Missing references++
The slice/retrospective samplers of [Walker, Papaspiliopoulos & Roberts, and Favaro & Teh] are exact instantiated-weight samplers. In these cases, if the cluster parameters (theta) are not instantiated, the sampling cannot be parallelized. If they are instantiated, empty cluster parameters are sampled from the prior, and it is unlikely to obtain a parameter that fits the data [Ln. 135-137]. The final submission will include the references.


==R7==
“when sampling the parameters conditioned on g the joint distribution of the parameters and g should be used”
We circumvent this problem with the following relationship: p(theta,g|x,z) = p(theta|x,z) p(g|theta,x,z). We can then draw a joint sample of theta and g by theta~p(theta|x,z) [Eqn 9], followed by g~p(g|theta,x,z) [Alg 1]. However, as indicated by the results, the super-clusters do not have much of an effect in the ~20-cluster datasets.

“split-merge procedure that in itself is a valid MCMC procedure”
Actually, without the restricted Gibbs sampler, the proposed deterministic splits would never change, and the resulting chain would not be ergodic [Ln 280-350].

“the merge step is never accepted... more discussion, since this goes against intuition.”
Detailed discussion was left to the supplement [Suppl. Ln 182-256] to not distract from the main points and due to space limitations.


==R8==
“parallel clustering methods need to be cited”
These were omitted due to the focus on DPMMs. We will include them in a final submission space permitting.
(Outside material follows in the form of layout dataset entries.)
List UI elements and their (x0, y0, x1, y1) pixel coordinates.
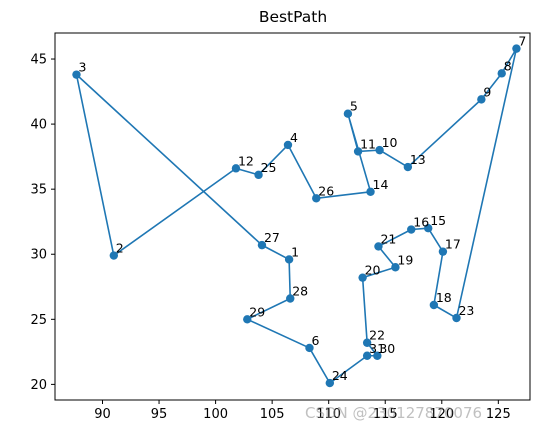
point-label: 18 (436, 290, 452, 305)
path-point (109, 251, 119, 260)
point-label: 30 (379, 341, 395, 356)
path-point (358, 273, 367, 282)
point-label: 11 (360, 136, 376, 151)
path-point (283, 140, 293, 150)
point-label: 3 (78, 60, 86, 75)
x-tick-label: 105 (260, 407, 285, 422)
point-label: 23 (458, 303, 474, 318)
x-tick-label: 90 (94, 407, 111, 422)
point-label: 15 (430, 213, 446, 228)
path-point (477, 95, 486, 104)
y-tick-label: 20 (30, 378, 47, 393)
point-label: 12 (238, 153, 254, 168)
point-label: 13 (410, 152, 426, 167)
path-point (373, 351, 382, 360)
path-point (452, 313, 461, 323)
point-label: 1 (291, 244, 299, 259)
x-tick-label: 115 (373, 407, 398, 422)
point-label: 25 (261, 160, 277, 175)
path-point (362, 338, 372, 347)
path-point (362, 351, 372, 360)
path-point (366, 187, 375, 196)
path-point (254, 170, 263, 180)
path-point (325, 378, 335, 388)
path-point (72, 70, 81, 79)
path-point (512, 44, 521, 53)
point-label: 28 (292, 283, 308, 298)
point-label: 10 (382, 135, 398, 150)
path-point (424, 224, 433, 233)
path-series (75, 47, 518, 384)
y-tick-label: 40 (30, 118, 47, 133)
chart-title: BestPath (259, 8, 327, 26)
point-label: 9 (483, 84, 491, 99)
path-point (407, 225, 416, 234)
point-label: 5 (350, 99, 358, 114)
point-label: 21 (380, 231, 396, 246)
path-point (257, 240, 267, 250)
path-points (72, 44, 521, 388)
point-label: 4 (290, 130, 298, 145)
point-label: 14 (373, 177, 389, 192)
point-label: 26 (318, 183, 334, 198)
path-point (438, 247, 448, 256)
x-tick-label: 95 (151, 407, 168, 422)
point-label: 19 (397, 252, 413, 267)
path-point (231, 164, 241, 173)
path-point (391, 263, 400, 272)
point-label: 16 (413, 215, 429, 230)
path-point (343, 109, 353, 118)
y-tick-label: 30 (30, 248, 47, 263)
path-line (75, 47, 518, 384)
x-tick-label: 110 (316, 407, 341, 422)
y-tick-label: 45 (30, 53, 47, 68)
point-label: 20 (365, 263, 381, 278)
path-point (429, 300, 439, 310)
path-point (403, 162, 413, 172)
path-point (243, 315, 252, 324)
watermark-text: CSDN @230127870076 (305, 404, 483, 422)
point-label: 7 (518, 34, 526, 49)
path-point (353, 147, 363, 156)
point-label: 31 (369, 341, 385, 356)
point-label: 22 (369, 328, 385, 343)
path-point (375, 145, 384, 155)
x-tick-label: 100 (203, 407, 228, 422)
path-point (312, 194, 321, 203)
y-tick-label: 35 (30, 183, 47, 198)
point-label: 17 (445, 237, 461, 252)
path-point (497, 69, 506, 78)
path-point (286, 294, 295, 303)
path-point (374, 242, 383, 251)
plot-frame (54, 32, 531, 401)
path-point (305, 343, 314, 353)
point-label: 6 (311, 333, 319, 348)
point-label: 24 (332, 368, 348, 383)
y-tick-label: 25 (30, 313, 47, 328)
point-label: 8 (504, 58, 512, 73)
path-point (284, 255, 294, 264)
point-label: 2 (116, 241, 124, 256)
x-tick-label: 125 (486, 407, 511, 422)
x-tick-label: 120 (429, 407, 454, 422)
point-label: 27 (264, 230, 280, 245)
point-label: 29 (249, 304, 265, 319)
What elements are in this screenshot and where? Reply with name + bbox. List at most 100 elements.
“The focus on DPMMs is misdirected”
We suppose this is a matter of preference. While the methodology applies to generic mixture models, we felt it was interesting that combining splits with restricted moves creates an ergodic chain. Restricted moves are unnecessary for finite mixture models as all clusters can be instantiated.

“I would like to see a better theoretical statement about how multiple restricted samplers can be stitched together to create a correct sampler”
It is quite difficult to give general conditions on combining multiple restricted samplers for an arbitrary model. The restricted samplers must combine to make the chain reachable and aperiodic, but these are just the general principles of ergodicity.

“the [dataset] sizes are a bit small”
We test on datasets that are feasible to run with typical algorithms. EDIT: Corrected inefficiency existing in all algorithms to improve performance thanks to R8 for final submission.